The fact that many patients with ventilator‐associated pneumonia or HAP are infected with the study pathogens we investigated impairs the adequacy of initial, empirical treatment with antibiotics. Clearly, appropriate selection of antibiotics for empirical treatment is critical because inadequate antimicrobial coverage is associated with increased mortality.20 Although the pathogens isolated differed from those we expected to recover, patients in groups 2, 3, and 4 were adequately covered by initial empirical therapy. Only patients in group 1 had inadequate antibiotic coverage in case of colonization with study pathogens, because they received empirical treatment with amoxicillin–clavulanic acid or monotherapy with a second‐generation cephalosporin. Mortality in this group was the highest (39%). However, because information on the cause of death is missing from our database, it would be presumptuous to conclude that the high mortality rate was solely related to inappropriate antibiotic coverage.

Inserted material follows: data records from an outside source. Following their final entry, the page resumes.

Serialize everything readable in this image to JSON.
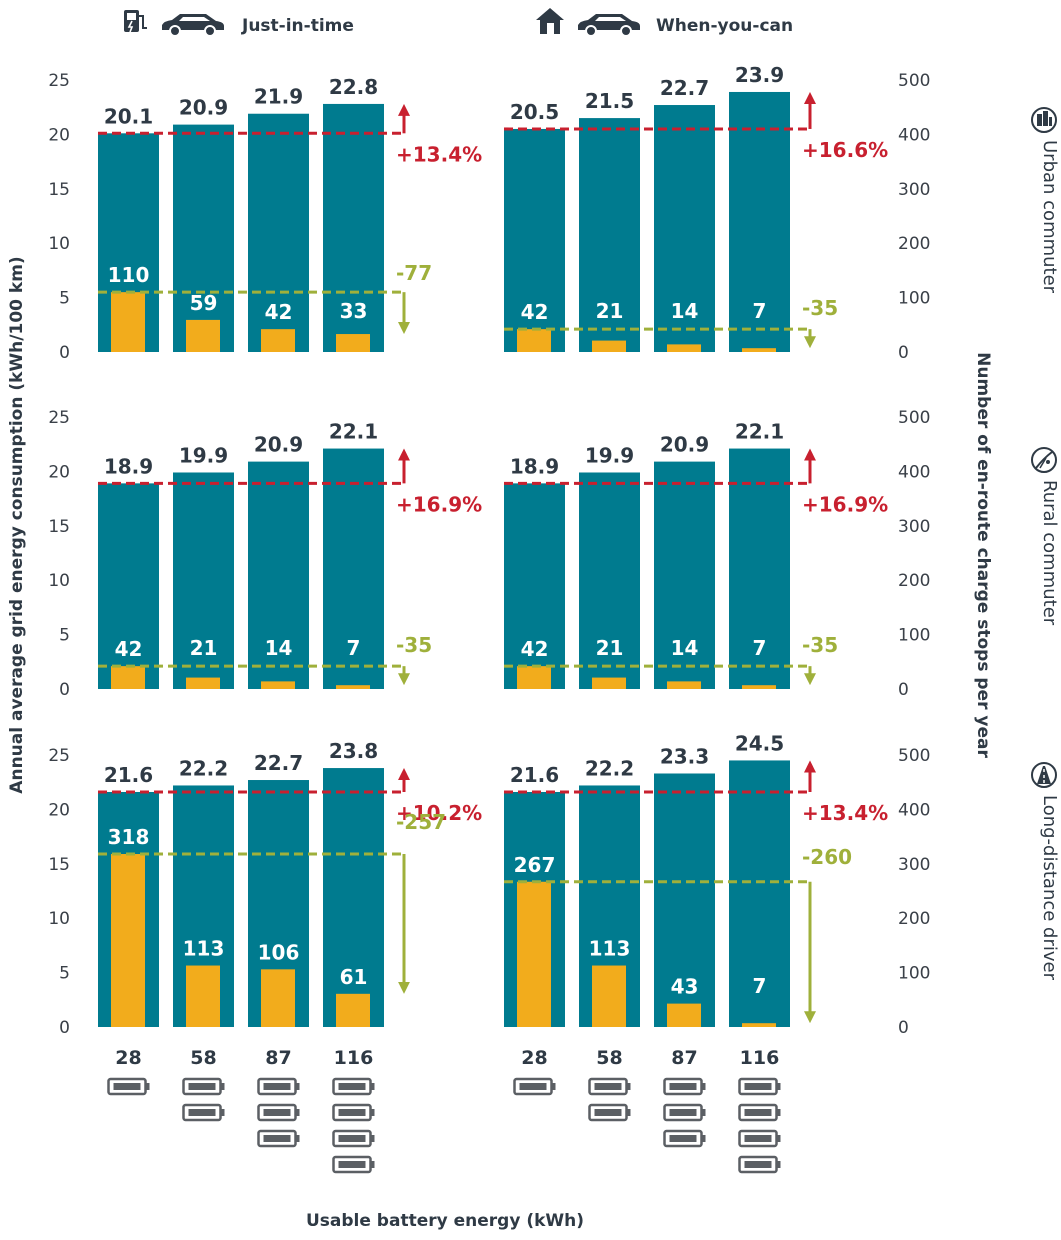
{
  "colors": {
    "energy_bar": "#007b8f",
    "stops_bar": "#f2ac1c",
    "increase": "#c8202f",
    "decrease": "#9fb03b",
    "text": "#2f3a45",
    "battery_icon": "#5b5f64"
  },
  "header": {
    "scenarios": [
      {
        "label": "Just-in-time",
        "icons": [
          "charging-station-icon",
          "car-icon"
        ]
      },
      {
        "label": "When-you-can",
        "icons": [
          "house-icon",
          "car-icon"
        ]
      }
    ]
  },
  "axes": {
    "y_left_title": "Annual average grid energy consumption (kWh/100 km)",
    "y_right_title": "Number of en-route charge stops per year",
    "x_title": "Usable battery energy (kWh)",
    "y_left_ticks": [
      "0",
      "5",
      "10",
      "15",
      "20",
      "25"
    ],
    "y_right_ticks": [
      "0",
      "100",
      "200",
      "300",
      "400",
      "500"
    ]
  },
  "rows": [
    {
      "label": "Urban commuter",
      "icon": "urban-commuter-icon"
    },
    {
      "label": "Rural commuter",
      "icon": "rural-commuter-icon"
    },
    {
      "label": "Long-distance driver",
      "icon": "long-distance-driver-icon"
    }
  ],
  "chart_data": {
    "type": "bar",
    "categories": [
      "28",
      "58",
      "87",
      "116"
    ],
    "battery_icon_counts": [
      1,
      2,
      3,
      4
    ],
    "ylim_left": [
      0,
      25
    ],
    "ylim_right": [
      0,
      500
    ],
    "panels": [
      {
        "row": "Urban commuter",
        "scenario": "Just-in-time",
        "energy": [
          20.1,
          20.9,
          21.9,
          22.8
        ],
        "energy_labels": [
          "20.1",
          "20.9",
          "21.9",
          "22.8"
        ],
        "stops": [
          110,
          59,
          42,
          33
        ],
        "stops_labels": [
          "110",
          "59",
          "42",
          "33"
        ],
        "increase": "+13.4%",
        "decrease": "-77"
      },
      {
        "row": "Urban commuter",
        "scenario": "When-you-can",
        "energy": [
          20.5,
          21.5,
          22.7,
          23.9
        ],
        "energy_labels": [
          "20.5",
          "21.5",
          "22.7",
          "23.9"
        ],
        "stops": [
          42,
          21,
          14,
          7
        ],
        "stops_labels": [
          "42",
          "21",
          "14",
          "7"
        ],
        "increase": "+16.6%",
        "decrease": "-35"
      },
      {
        "row": "Rural commuter",
        "scenario": "Just-in-time",
        "energy": [
          18.9,
          19.9,
          20.9,
          22.1
        ],
        "energy_labels": [
          "18.9",
          "19.9",
          "20.9",
          "22.1"
        ],
        "stops": [
          42,
          21,
          14,
          7
        ],
        "stops_labels": [
          "42",
          "21",
          "14",
          "7"
        ],
        "increase": "+16.9%",
        "decrease": "-35"
      },
      {
        "row": "Rural commuter",
        "scenario": "When-you-can",
        "energy": [
          18.9,
          19.9,
          20.9,
          22.1
        ],
        "energy_labels": [
          "18.9",
          "19.9",
          "20.9",
          "22.1"
        ],
        "stops": [
          42,
          21,
          14,
          7
        ],
        "stops_labels": [
          "42",
          "21",
          "14",
          "7"
        ],
        "increase": "+16.9%",
        "decrease": "-35"
      },
      {
        "row": "Long-distance driver",
        "scenario": "Just-in-time",
        "energy": [
          21.6,
          22.2,
          22.7,
          23.8
        ],
        "energy_labels": [
          "21.6",
          "22.2",
          "22.7",
          "23.8"
        ],
        "stops": [
          318,
          113,
          106,
          61
        ],
        "stops_labels": [
          "318",
          "113",
          "106",
          "61"
        ],
        "increase": "+10.2%",
        "decrease": "-257"
      },
      {
        "row": "Long-distance driver",
        "scenario": "When-you-can",
        "energy": [
          21.6,
          22.2,
          23.3,
          24.5
        ],
        "energy_labels": [
          "21.6",
          "22.2",
          "23.3",
          "24.5"
        ],
        "stops": [
          267,
          113,
          43,
          7
        ],
        "stops_labels": [
          "267",
          "113",
          "43",
          "7"
        ],
        "increase": "+13.4%",
        "decrease": "-260"
      }
    ]
  }
}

As with all observational research, this study has a number of limitations. First, we performed semiquantitative culture of endotracheal or bronchial aspirates to assess the etiology of pneumonia episodes. Although we are well aware that semiquantitative culture of tracheal aspirates is not as reliable as more‐invasive techniques to confirm the presence of pneumonia and the need for antibiotic therapy, recent guidelines recognize that, although this method is not as reliable as quantitative culture, it is useful for guiding decisions about antibiotic therapy.9,21,22 Second, information about previous antibiotic use might have been missing for patients transferred from another hospital or admitted from the community. Although a rigorous attempt was made by ICU staff to record all relevant data on patients in the study, the number of patients with a past history of antibiotic use was probably underestimated.

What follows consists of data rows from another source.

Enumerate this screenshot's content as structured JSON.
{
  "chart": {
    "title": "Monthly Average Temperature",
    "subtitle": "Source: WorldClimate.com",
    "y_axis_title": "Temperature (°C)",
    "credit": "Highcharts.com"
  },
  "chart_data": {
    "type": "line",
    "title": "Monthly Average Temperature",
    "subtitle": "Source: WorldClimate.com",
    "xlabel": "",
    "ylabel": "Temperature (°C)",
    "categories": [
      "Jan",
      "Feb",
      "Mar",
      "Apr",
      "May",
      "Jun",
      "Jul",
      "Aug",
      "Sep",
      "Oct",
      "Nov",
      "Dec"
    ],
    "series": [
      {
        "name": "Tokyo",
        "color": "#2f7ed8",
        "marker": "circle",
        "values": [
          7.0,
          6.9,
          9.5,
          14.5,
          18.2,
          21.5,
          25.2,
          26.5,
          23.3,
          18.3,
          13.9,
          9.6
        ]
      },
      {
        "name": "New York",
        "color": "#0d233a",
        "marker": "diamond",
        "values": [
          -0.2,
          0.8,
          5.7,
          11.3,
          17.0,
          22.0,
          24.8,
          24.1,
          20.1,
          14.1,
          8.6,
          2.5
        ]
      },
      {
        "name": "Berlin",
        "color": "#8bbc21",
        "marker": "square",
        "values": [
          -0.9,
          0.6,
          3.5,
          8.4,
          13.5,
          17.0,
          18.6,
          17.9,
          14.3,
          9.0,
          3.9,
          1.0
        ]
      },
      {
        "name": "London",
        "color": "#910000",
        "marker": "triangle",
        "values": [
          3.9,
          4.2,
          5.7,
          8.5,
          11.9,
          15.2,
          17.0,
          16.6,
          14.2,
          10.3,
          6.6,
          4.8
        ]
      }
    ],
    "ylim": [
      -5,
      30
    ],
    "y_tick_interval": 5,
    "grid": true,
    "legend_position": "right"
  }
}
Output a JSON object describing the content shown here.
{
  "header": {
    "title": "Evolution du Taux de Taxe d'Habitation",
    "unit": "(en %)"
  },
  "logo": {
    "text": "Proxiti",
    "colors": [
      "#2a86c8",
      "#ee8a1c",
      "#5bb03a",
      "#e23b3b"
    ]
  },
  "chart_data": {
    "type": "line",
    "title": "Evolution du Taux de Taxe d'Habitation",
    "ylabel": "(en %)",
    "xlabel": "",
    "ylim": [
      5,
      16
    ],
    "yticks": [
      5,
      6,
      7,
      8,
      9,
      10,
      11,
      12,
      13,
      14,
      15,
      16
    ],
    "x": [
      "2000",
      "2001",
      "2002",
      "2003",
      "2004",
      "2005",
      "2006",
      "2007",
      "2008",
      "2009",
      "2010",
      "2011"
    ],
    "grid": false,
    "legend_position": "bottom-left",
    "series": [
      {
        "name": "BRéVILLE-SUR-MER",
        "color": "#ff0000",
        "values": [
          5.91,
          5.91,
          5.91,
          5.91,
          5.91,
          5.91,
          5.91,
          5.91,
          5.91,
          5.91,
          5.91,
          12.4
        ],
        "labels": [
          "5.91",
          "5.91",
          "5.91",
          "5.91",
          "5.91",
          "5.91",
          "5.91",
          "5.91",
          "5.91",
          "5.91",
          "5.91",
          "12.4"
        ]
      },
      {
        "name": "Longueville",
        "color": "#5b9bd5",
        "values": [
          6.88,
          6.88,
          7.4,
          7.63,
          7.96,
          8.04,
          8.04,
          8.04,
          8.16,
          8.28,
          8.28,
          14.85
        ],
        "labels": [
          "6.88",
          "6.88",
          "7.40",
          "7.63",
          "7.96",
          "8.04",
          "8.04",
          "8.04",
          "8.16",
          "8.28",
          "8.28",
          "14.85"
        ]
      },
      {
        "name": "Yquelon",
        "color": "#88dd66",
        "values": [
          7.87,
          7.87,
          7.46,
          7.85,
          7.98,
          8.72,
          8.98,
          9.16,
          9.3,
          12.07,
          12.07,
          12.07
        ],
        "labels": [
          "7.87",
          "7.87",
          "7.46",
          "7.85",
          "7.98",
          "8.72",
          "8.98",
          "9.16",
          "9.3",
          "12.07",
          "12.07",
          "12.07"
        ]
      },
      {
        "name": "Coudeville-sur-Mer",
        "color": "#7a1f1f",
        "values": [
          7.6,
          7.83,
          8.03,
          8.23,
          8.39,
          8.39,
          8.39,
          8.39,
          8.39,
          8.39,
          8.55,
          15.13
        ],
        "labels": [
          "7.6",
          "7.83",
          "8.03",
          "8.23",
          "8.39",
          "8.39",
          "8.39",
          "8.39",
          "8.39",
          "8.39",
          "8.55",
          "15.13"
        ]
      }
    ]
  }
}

We believe that our results confirm that hospital guidelines on empirical antibiotic treatment should be based on institutional surveillance data and not solely on international or national guidelines. We also want to stress the importance of a good anamnesis concerning antibiotic use (both prophylactic and therapeutic) during the 30 days prior to admission, because of the high prevalence of colonization by the study pathogens we investigated among these patients. An incomplete medical history leads to misclassification of these patients, administration of inadequate empirical treatment, and potentially death. On the basis of our findings, we will amend our current antibiotic guidelines by including prophylactic antibiotic use as risk factor for the isolation of the study pathogens, and despite the weaker correlation, we will change our definition of early‐onset pneumonia as onset of pneumonia less than 5 days after hospital admission.